Is ISIS getting weaker?

That is a difficult question. They do find it more difficult to progress in their campaign. The example has been Kobani. They persisted, but they did not take over.

Is this experience of yours similar to the ones you had in Iraq or in Bosnia, Afghanistan and Somalia?

The answer is yes, but it is very different because this is probably the largest humanitarian crisis of this current century. Because there are so many players and so many countries involved and because this conflict has been going on for three and a half years and it is getting worse.

Two highly dignified and respected mediators, Kofi Annan and Lakhdar Brahimi, have tried very hard to get a solution, but they could not find sufficient support in order to achieve that because the countries involved and the Security Council were divided.

Won't the oil crisis change things in the region?

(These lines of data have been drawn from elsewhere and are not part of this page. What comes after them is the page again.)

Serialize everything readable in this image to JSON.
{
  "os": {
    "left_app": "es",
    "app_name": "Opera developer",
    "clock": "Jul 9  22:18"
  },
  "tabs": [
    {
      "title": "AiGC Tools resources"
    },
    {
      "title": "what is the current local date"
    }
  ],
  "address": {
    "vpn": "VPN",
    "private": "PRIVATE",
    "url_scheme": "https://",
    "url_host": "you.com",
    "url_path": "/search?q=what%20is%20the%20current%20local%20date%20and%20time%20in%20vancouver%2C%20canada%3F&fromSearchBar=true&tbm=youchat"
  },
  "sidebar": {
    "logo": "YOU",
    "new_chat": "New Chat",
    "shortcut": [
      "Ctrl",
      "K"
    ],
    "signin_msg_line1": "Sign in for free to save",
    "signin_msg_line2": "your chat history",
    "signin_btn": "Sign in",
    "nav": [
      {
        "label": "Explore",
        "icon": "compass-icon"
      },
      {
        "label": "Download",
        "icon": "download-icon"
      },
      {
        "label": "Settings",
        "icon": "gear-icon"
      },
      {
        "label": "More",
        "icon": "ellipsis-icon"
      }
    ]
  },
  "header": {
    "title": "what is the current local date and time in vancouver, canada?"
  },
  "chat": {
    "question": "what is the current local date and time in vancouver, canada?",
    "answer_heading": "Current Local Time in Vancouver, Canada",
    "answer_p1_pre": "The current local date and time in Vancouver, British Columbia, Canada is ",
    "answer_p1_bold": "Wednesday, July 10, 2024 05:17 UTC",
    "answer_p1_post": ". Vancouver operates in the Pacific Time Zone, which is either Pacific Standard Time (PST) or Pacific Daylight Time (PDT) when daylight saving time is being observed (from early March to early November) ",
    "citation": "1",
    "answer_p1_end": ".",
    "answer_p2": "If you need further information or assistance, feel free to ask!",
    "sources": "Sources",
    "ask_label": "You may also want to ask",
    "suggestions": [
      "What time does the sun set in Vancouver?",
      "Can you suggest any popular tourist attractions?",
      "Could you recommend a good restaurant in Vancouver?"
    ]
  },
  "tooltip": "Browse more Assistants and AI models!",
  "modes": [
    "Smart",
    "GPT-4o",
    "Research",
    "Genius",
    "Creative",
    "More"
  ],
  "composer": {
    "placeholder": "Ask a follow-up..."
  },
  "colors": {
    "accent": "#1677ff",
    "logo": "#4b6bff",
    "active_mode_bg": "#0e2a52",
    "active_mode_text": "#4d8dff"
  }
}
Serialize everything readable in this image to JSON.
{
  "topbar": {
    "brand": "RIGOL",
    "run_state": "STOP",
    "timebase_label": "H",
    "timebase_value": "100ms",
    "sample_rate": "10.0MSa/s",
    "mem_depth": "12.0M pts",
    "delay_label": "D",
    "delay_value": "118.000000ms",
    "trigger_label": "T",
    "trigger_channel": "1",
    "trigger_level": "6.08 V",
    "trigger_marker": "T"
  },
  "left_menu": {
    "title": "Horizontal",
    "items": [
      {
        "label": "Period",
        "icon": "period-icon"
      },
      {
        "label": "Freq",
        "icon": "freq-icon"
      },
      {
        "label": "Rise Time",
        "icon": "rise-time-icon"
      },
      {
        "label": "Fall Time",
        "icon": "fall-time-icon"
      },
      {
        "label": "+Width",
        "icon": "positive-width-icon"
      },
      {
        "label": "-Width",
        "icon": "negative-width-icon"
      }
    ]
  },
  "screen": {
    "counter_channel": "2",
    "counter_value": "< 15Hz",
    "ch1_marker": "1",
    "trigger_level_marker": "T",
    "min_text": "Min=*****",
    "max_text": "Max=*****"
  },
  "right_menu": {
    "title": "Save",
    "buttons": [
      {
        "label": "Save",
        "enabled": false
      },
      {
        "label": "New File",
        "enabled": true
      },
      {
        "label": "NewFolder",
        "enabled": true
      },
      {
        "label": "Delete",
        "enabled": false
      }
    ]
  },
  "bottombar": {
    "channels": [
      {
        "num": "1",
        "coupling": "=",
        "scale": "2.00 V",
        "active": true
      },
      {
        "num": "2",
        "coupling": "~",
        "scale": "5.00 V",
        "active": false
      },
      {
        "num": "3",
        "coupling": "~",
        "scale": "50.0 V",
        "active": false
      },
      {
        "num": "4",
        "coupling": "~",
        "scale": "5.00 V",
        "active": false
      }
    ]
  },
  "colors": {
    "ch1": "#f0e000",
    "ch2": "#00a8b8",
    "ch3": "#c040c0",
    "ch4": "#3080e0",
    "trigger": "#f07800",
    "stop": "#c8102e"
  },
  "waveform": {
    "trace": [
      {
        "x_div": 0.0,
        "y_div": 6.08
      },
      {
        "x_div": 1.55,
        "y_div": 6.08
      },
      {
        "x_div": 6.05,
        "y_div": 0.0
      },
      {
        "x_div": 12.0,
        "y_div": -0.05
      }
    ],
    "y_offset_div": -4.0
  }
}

The Syrian crisis is more complicated than simply to link it to the oil crisis.

What motivates you?

When I was 17, I saw in Cyprus a child killed in front of me by a sniper, and that produced in me a level of healthy outrage that pushed me to choose a profession which could contribute to counter such horrors. Then there is the incredible dignity and courage of the many civilian victims which I have met in the 19 conflicts where I have served as a U.N. envoy.

Do you have a real hope of peace for Syria?

Two answers. I am affected by a chronic disease called optimism and therefore I have hope. Second, I can see in the eyes of the Syrian people that they are all asking for the end of this terrible conflict. No one has a strategy to win it militarily, and the risk is that the entity who could take advantage of this conflict could be ISIS. Therefore I believe that it would help all concerned countries and governments to realize that there is an urgent need to end this conflict through a political process and not through fighting.